The most recent "Weekly Standard" includes an editorial by Bill Kristol himself, trying to make the (non-bigoted!) case for retaining "Don't Ask Don't Tell."

It works about as well as you'd expect.

The editorial itself is an incoherent mix of insinuations and attacks, so I want to unpack some of them. He starts by talking about how the military is the only government institution left that a significant majority of citizens still respects, which polls have proven quite often. Therefore, he says, we shouldn't subject it to an "untested, unnecessary, and probably unwise social experiment". Of course, this neglects the fact that many, many other countries already allow homosexuals to serve openly. This list includes most of our NATO allies and even Kristol's beloved Israel.

His next tack is to say that President Obama is moving too fast on this issue. He was just elected last year, after all, so it's not like the American people have been clamoring for this for a long time! An overwhelming majority of Americans, however, have supported removing DADT since at least 2005. (This also puts the lie to his claim that a large number of Americans aren't clamoring for this change.)

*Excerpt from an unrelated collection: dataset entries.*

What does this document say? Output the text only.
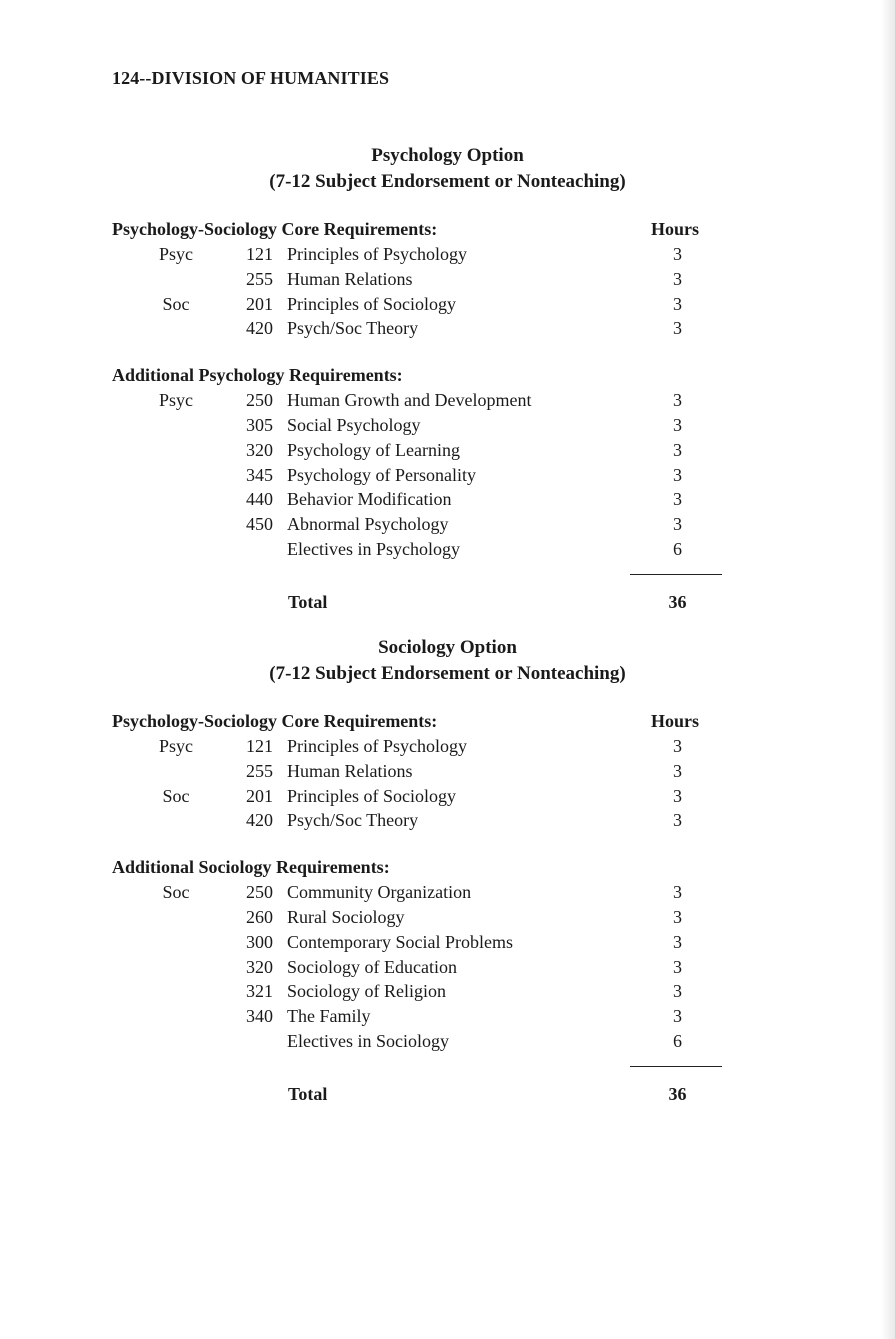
124--DIVISION OF HUMANITIES
Psychology Option
(7-12 Subject Endorsement or Nonteaching)
Psychology-Sociology Core Requirements:	Hours
Psyc	121 Principles of Psychology	3
255 Human Relations	3
Soc	201 Principles of Sociology	3
420 Psych/Soc Theory	3
Additional Psychology Requirements:
Psyc	250 Human Growth and Development	3
305 Social Psychology	3
320 Psychology of Learning	3
345 Psychology of Personality	3
440 Behavior Modification	3
450 Abnormal Psychology	3
Electives in Psychology	6
Total	36
Sociology Option
(7-12 Subject Endorsement or Nonteaching)
Psychology-Sociology Core Requirements:	Hours
Psyc	121 Principles of Psychology	3
255 Human Relations	3
Soc	201 Principles of Sociology	3
420 Psych/Soc Theory	3
Additional Sociology Requirements:
Soc	250 Community Organization	3
260 Rural Sociology	3
300 Contemporary Social Problems	3
320 Sociology of Education	3
321 Sociology of Religion	3
340 The Family	3
Electives in Sociology	6
Total	36
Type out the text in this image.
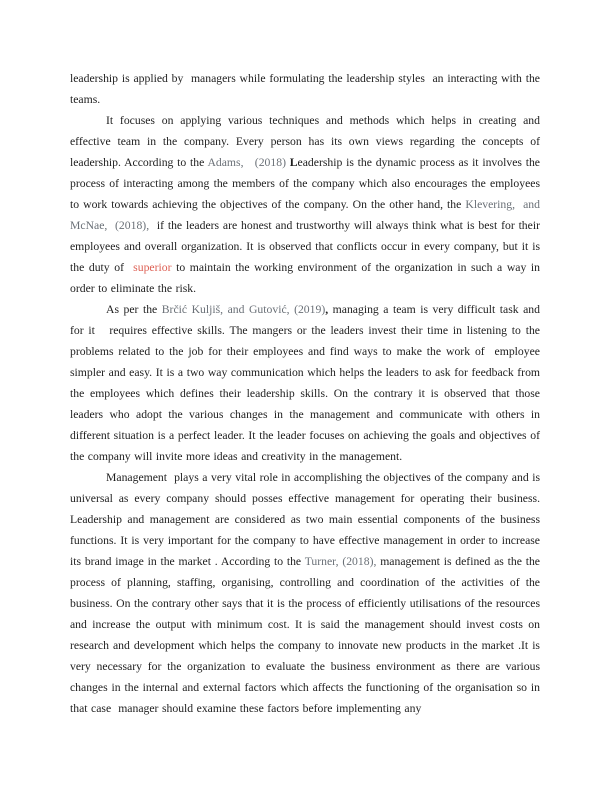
leadership is applied by  managers while formulating the leadership styles  an interacting with the teams.

It focuses on applying various techniques and methods which helps in creating and effective team in the company. Every person has its own views regarding the concepts of leadership. According to the Adams,   (2018) Leadership is the dynamic process as it involves the process of interacting among the members of the company which also encourages the employees to work towards achieving the objectives of the company. On the other hand, the Klevering,  and McNae,  (2018),  if the leaders are honest and trustworthy will always think what is best for their employees and overall organization. It is observed that conflicts occur in every company, but it is the duty of  superior to maintain the working environment of the organization in such a way in order to eliminate the risk.

As per the Brčić Kuljiš, and Gutović, (2019), managing a team is very difficult task and for it   requires effective skills. The mangers or the leaders invest their time in listening to the problems related to the job for their employees and find ways to make the work of  employee simpler and easy. It is a two way communication which helps the leaders to ask for feedback from the employees which defines their leadership skills. On the contrary it is observed that those leaders who adopt the various changes in the management and communicate with others in different situation is a perfect leader. It the leader focuses on achieving the goals and objectives of the company will invite more ideas and creativity in the management.

Management  plays a very vital role in accomplishing the objectives of the company and is universal as every company should posses effective management for operating their business. Leadership and management are considered as two main essential components of the business functions. It is very important for the company to have effective management in order to increase its brand image in the market . According to the Turner, (2018), management is defined as the the process of planning, staffing, organising, controlling and coordination of the activities of the business. On the contrary other says that it is the process of efficiently utilisations of the resources and increase the output with minimum cost. It is said the management should invest costs on research and development which helps the company to innovate new products in the market .It is very necessary for the organization to evaluate the business environment as there are various changes in the internal and external factors which affects the functioning of the organisation so in that case  manager should examine these factors before implementing any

He also makes the claim that the military is against it. I'd like to see evidence to that effect. Bob Gates and Admiral Mullen both support the change; Shalikashvili has come out against it. All of my personal experience with service people (admittedly, a skewed sample) think of it as an unfortunate relic that they ignore as strongly as possible.

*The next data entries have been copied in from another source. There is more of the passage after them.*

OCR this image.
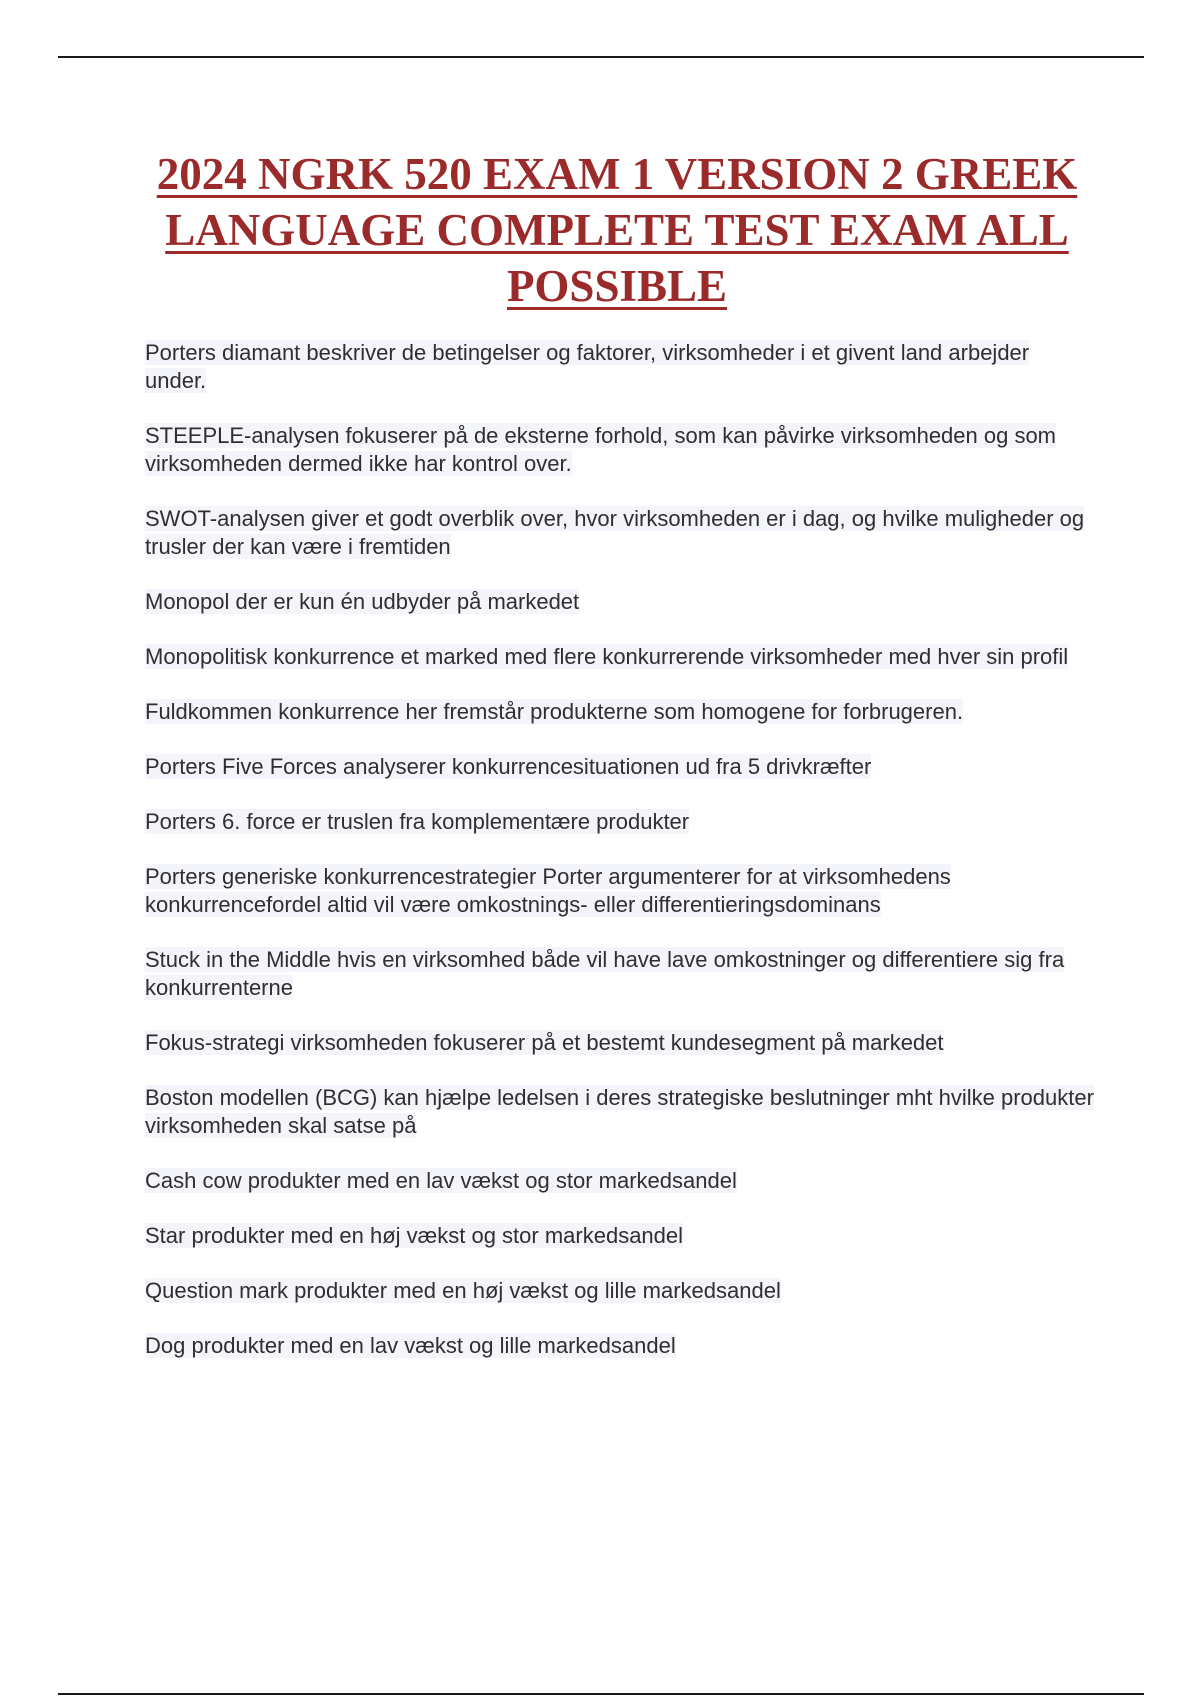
2024 NGRK 520 EXAM 1 VERSION 2 GREEK LANGUAGE COMPLETE TEST EXAM ALL POSSIBLE
Porters diamant beskriver de betingelser og faktorer, virksomheder i et givent land arbejder under.
STEEPLE-analysen fokuserer på de eksterne forhold, som kan påvirke virksomheden og som virksomheden dermed ikke har kontrol over.
SWOT-analysen giver et godt overblik over, hvor virksomheden er i dag, og hvilke muligheder og trusler der kan være i fremtiden
Monopol der er kun én udbyder på markedet
Monopolitisk konkurrence et marked med flere konkurrerende virksomheder med hver sin profil
Fuldkommen konkurrence her fremstår produkterne som homogene for forbrugeren.
Porters Five Forces analyserer konkurrencesituationen ud fra 5 drivkræfter
Porters 6. force er truslen fra komplementære produkter
Porters generiske konkurrencestrategier Porter argumenterer for at virksomhedens konkurrencefordel altid vil være omkostnings- eller differentieringsdominans
Stuck in the Middle hvis en virksomhed både vil have lave omkostninger og differentiere sig fra konkurrenterne
Fokus-strategi virksomheden fokuserer på et bestemt kundesegment på markedet
Boston modellen (BCG) kan hjælpe ledelsen i deres strategiske beslutninger mht hvilke produkter virksomheden skal satse på
Cash cow produkter med en lav vækst og stor markedsandel
Star produkter med en høj vækst og stor markedsandel
Question mark produkter med en høj vækst og lille markedsandel
Dog produkter med en lav vækst og lille markedsandel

However, he gets at his most absolutely blind when he tries to brush aside the argument of it being the "right thing to do."

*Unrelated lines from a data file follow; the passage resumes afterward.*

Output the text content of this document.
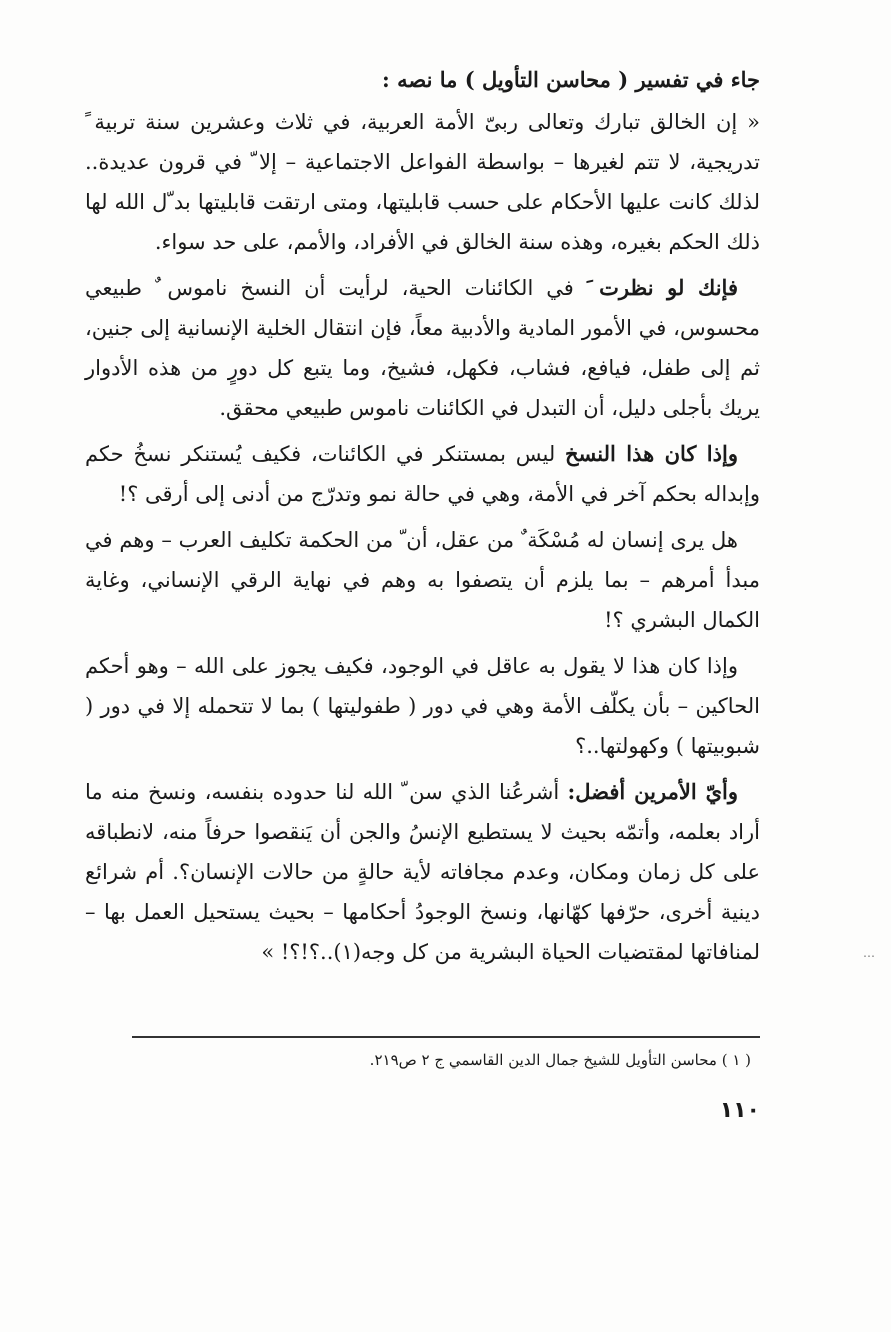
جاء في تفسير ( محاسن التأويل ) ما نصه :

« إن الخالق تبارك وتعالى ربىّ الأمة العربية، في ثلاث وعشرين سنة تربية ً تدريجية، لا تتم لغيرها – بواسطة الفواعل الاجتماعية – إلا ّ في قرون عديدة.. لذلك كانت عليها الأحكام على حسب قابليتها، ومتى ارتقت قابليتها بد ّل الله لها ذلك الحكم بغيره، وهذه سنة الخالق في الأفراد، والأمم، على حد سواء.

فإنك لو نظرت َ في الكائنات الحية، لرأيت أن النسخ ناموس ٌ طبيعي محسوس، في الأمور المادية والأدبية معاً، فإن انتقال الخلية الإنسانية إلى جنين، ثم إلى طفل، فيافع، فشاب، فكهل، فشيخ، وما يتبع كل دورٍ من هذه الأدوار يريك بأجلى دليل، أن التبدل في الكائنات ناموس طبيعي محقق.

وإذا كان هذا النسخ ليس بمستنكر في الكائنات، فكيف يُستنكر نسخُ حكم وإبداله بحكم آخر في الأمة، وهي في حالة نمو وتدرّج من أدنى إلى أرقى ؟!

هل يرى إنسان له مُسْكَة ٌ من عقل، أن ّ من الحكمة تكليف العرب – وهم في مبدأ أمرهم – بما يلزم أن يتصفوا به وهم في نهاية الرقي الإنساني، وغاية الكمال البشري ؟!

وإذا كان هذا لا يقول به عاقل في الوجود، فكيف يجوز على الله – وهو أحكم الحاكين – بأن يكلّف الأمة وهي في دور ( طفوليتها ) بما لا تتحمله إلا في دور ( شبوبيتها ) وكهولتها..؟

وأيّ الأمرين أفضل: أشرعُنا الذي سن ّ الله لنا حدوده بنفسه، ونسخ منه ما أراد بعلمه، وأتمّه بحيث لا يستطيع الإنسُ والجن أن يَنقصوا حرفاً منه، لانطباقه على كل زمان ومكان، وعدم مجافاته لأية حالةٍ من حالات الإنسان؟. أم شرائع دينية أخرى، حرّفها كهّانها، ونسخ الوجودُ أحكامها – بحيث يستحيل العمل بها – لمنافاتها لمقتضيات الحياة البشرية من كل وجه(١)..؟!؟! »

( ١ ) محاسن التأويل للشيخ جمال الدين القاسمي ج ٢ ص٢١٩.
١١٠
…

Here is contemporary liberalism in a nutshell: No need to consider costs as well as benefits. No acknowledgment of competing goods or coexisting rights. No appreciation of the constraints of public sentiment or the challenges of organizational complexity. No sense that not every part of society can be treated dogmatically according to certain simple propositions. Just the assertion that something must be done because it is in some abstract way “the right thing.”

This from the man who dogmatically calls for bombing and attacking every tin-pot dictator. From the most relentless champion of the Iraq War. He dares to call out liberals for not taking into account the challenges of large undertakings?

Interestingly, he never actually tells us what the dreaded unintended consequences would be, except for a short little line saying "the effect of open homosexuals on unit morale and cohesion in training and combat situations remain relevant." This is in the second to last paragraph, and is the first time he even uses the word "homosexual."

I've long known that Kristol was completely intellectually dishonest. I don't actually expect anything more from him. But as someone who still gets to be on TV to spout his BS, I'd at least like slightly better arguments.